Au cœur des volcans : Requiem pour Katia et Maurice Krafft
Werner Herzog - 2022
Ça commençait plutôt bien : l’
Agnus Dei du
Requiem de Fauré s’associant à des images montrant deux vulcanologues regardant une coulée de lave au loin, tandis qu’en voix off, Herzog expliquait qu’il voulait rendre hommage, à travers son documentaire, à ces deux personnes, Maurice et Katia Krafft.
Rendre hommage… il utilise de nouveau l’expression à la toute fin, au moment de leur mort au Japon, là aussi avec un extrait du
Requiem.
Hommage… pas besoin d’être expert en étymologie pour deviner que le mot dérive de « homme ». Or, justement, l’homme, l’humain, m’a semblé partir en fumée au fur et à mesure que passait le film, comme si les innombrables coulées pyroclastiques (le film m’a au moins permis de découvrir ce terme) avaient fini par recouvrir leur sujet, avec à la clé, du moins en ce qui me concerne, une absence totale d’émotion au moment du plan final.

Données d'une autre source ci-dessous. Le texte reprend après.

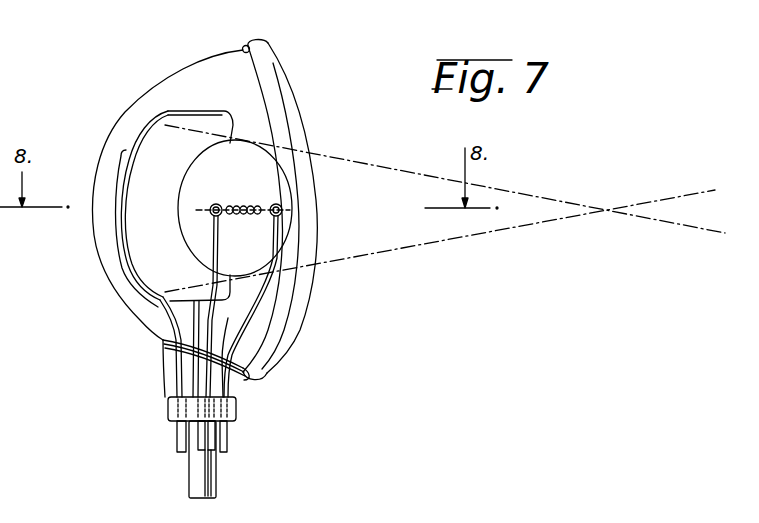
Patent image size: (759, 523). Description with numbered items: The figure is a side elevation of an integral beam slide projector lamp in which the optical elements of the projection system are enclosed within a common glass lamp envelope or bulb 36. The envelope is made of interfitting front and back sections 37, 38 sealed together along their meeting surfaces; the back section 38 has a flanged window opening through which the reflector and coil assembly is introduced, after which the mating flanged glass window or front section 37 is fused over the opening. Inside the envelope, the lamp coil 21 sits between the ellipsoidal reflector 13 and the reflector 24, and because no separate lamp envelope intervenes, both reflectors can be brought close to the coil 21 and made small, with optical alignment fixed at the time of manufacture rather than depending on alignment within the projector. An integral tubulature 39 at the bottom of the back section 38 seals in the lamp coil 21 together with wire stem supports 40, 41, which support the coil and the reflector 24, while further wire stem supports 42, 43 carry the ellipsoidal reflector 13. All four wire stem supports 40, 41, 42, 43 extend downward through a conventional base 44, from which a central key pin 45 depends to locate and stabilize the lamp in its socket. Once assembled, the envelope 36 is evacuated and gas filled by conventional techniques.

The ellipsoidal reflector 13 is at (141, 146).
The lamp coil 21 is at (241, 202).
The reflector 24 is at (252, 150).
The glass lamp envelope or bulb 36 is at (282, 52).
The front section 37 is at (306, 148).
The back section 38 is at (170, 70).
The tubulature 39 is at (162, 370).
The wire stem support 40 is at (211, 322).
The wire stem support 41 is at (250, 312).
The wire stem support 42 is at (167, 307).
The wire stem support 43 is at (198, 318).
The base 44 is at (168, 412).
The central key pin 45 is at (212, 474).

La faute sans doute au continuel va-et-vient entre une approche documentariste, visant à expliquer, à raconter l’histoire de ce couple atypique, et une autre plus contemplative, visant à restituer le travail visuel de ces vulcanologues qui peu à peu semblent avoir délaissé leur travail scientifique pour une posture de voyageurs artistes. Ce va-et-vient était attendu mais il m’a paru finalement assez pauvre, échouant d’un côté à rendre attachant Maurice et Katia Krafft, accablant de l’autre les somptueuses images d’une atroce bande son. Je ne dis pas cela pour Fauré bien sûr, mais pour cette bouillie de world music stridente qui gueule, qui pathossise plein tube pour nous faire comprendre que oui, les volcans ça peut être tragique. Tout cela participe d’une pompe solennelle qui m’a fait regretter les vingt premières minutes de
Koyaanisqatsi, de Godfrey Reggio, durant lesquelles la puissance et la grâce de la nature était magnifiée par les compositions inspirées de Philip Glass. Le goût atroce de certaines séquences est inexplicable car enfin, j’ai souvenir des musiques du groupe allemand Popol Vuh dans ses films de fiction qui justement, touchaient à une certaine grâce et une certaine puissance, le tout sans agression des tympans. Sinon, puisque l’on parle de sons, un détail mais qui me semble révélateur : on n’entend finalement presque pas la voix des Krafft. Herzog nous dit qu’ils sont comme ceci, qu’ils évoluent comme cela, mais comme il aurait été plus intéressant d’entendre de temps en temps les intéressés s’exprimer pour faire sentir directement leur personnalité et partant, rendre plus tragique leurs derniers instants.
Et puis il y a cette succession de vignettes qui retracent chronologiquement les éruptions marquantes filmées par les Krafft, succession qui au bout d’une demi-heure n’est pas sans susciter un peu de lassitude, à tel point que je me suis pris à rêver d’une scène qui m’eût secoué de ma torpeur, celle où l’on aurait vu un Klaus Kinski en tenue de vulcanologue se mettre à éructer et à gueuler sur un volcan, l’intimant d’arrêter de le faire chier (voire lui pissant dessus de rage pour tenter de l’éteindre !)
Il paraît qu’il existe un autre documentaire sur les Krafft,
Fire of Love, d’une certaine Sara Dosa. À voir peut-être, ne serait-ce que pour vérifier si la réalisatrice a mieux su qu’Herzog restituer l’humain des cendres des deux époux.